The godfather of neo-realism, Cesare Zavattini, once claimed that `the ideal film would be ninety minutes in the life of a man to whom nothing happens'. Despite adding two women and an extra half-hour, Kiyohara takes him at his word here, although one also senses the influence on her and editor Azusa Yamazaki of such fine pacers of quotidian action as Naomi Kawase, Hong Sang-soo, and, of course, Chantal Akerman. It all adds up to an intriguing snapshot that leaves the viewer thinking they have got to know the three (deftly played) women, while not actually learning very much about them at all.
The same goes for the ad hoc combo in the opening scene, although it's tempting to suggest that the delightfully quirky score (actually by jon no son) is them in action.
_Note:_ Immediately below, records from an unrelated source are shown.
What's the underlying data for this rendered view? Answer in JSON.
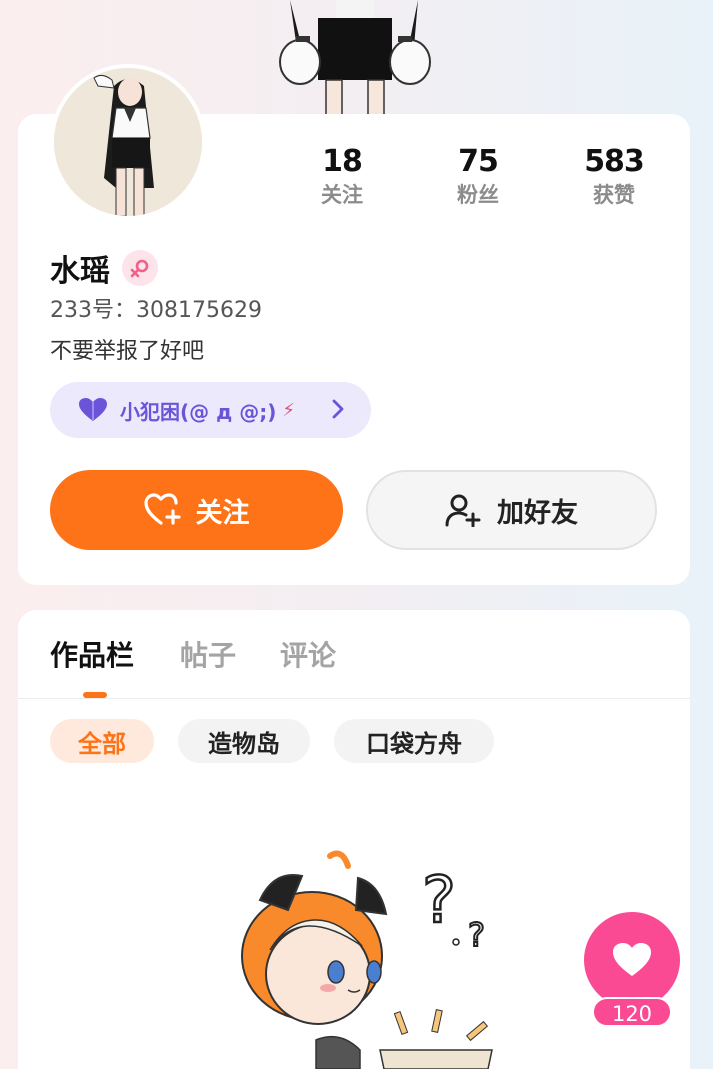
{
  "profile": {
    "name": "水瑶",
    "uid": "233号：308175629",
    "bio": "不要举报了好吧",
    "tag": "小犯困(@ д @;)"
  },
  "stats": [
    {
      "value": "18",
      "label": "关注"
    },
    {
      "value": "75",
      "label": "粉丝"
    },
    {
      "value": "583",
      "label": "获赞"
    }
  ],
  "actions": {
    "follow_label": "关注",
    "add_friend_label": "加好友"
  },
  "tabs": [
    {
      "label": "作品栏",
      "active": true
    },
    {
      "label": "帖子",
      "active": false
    },
    {
      "label": "评论",
      "active": false
    }
  ],
  "filters": [
    {
      "label": "全部",
      "active": true
    },
    {
      "label": "造物岛",
      "active": false
    },
    {
      "label": "口袋方舟",
      "active": false
    }
  ],
  "like": {
    "count": "120"
  },
  "icons": {
    "gender": "female-icon",
    "tag": "heart-icon",
    "follow": "heart-plus-icon",
    "friend": "user-plus-icon",
    "chevron": "chevron-right-icon",
    "like": "heart-icon"
  },
  "colors": {
    "accent": "#fe7318",
    "like": "#fa4a94",
    "tag": "#6b54d8"
  }
}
Complementing these short snatches is the sublime sound mix produced by Hwang Young-chang, which irresistibly draws attention to the number of foliage-rustling trees dotted around Tama New Town. They gracefully reinforce the notion that immediacy, ephemerality, and memory are forever jostling in any given life and that we should make the most of every second and respect even the most distant background players in our own little dramas.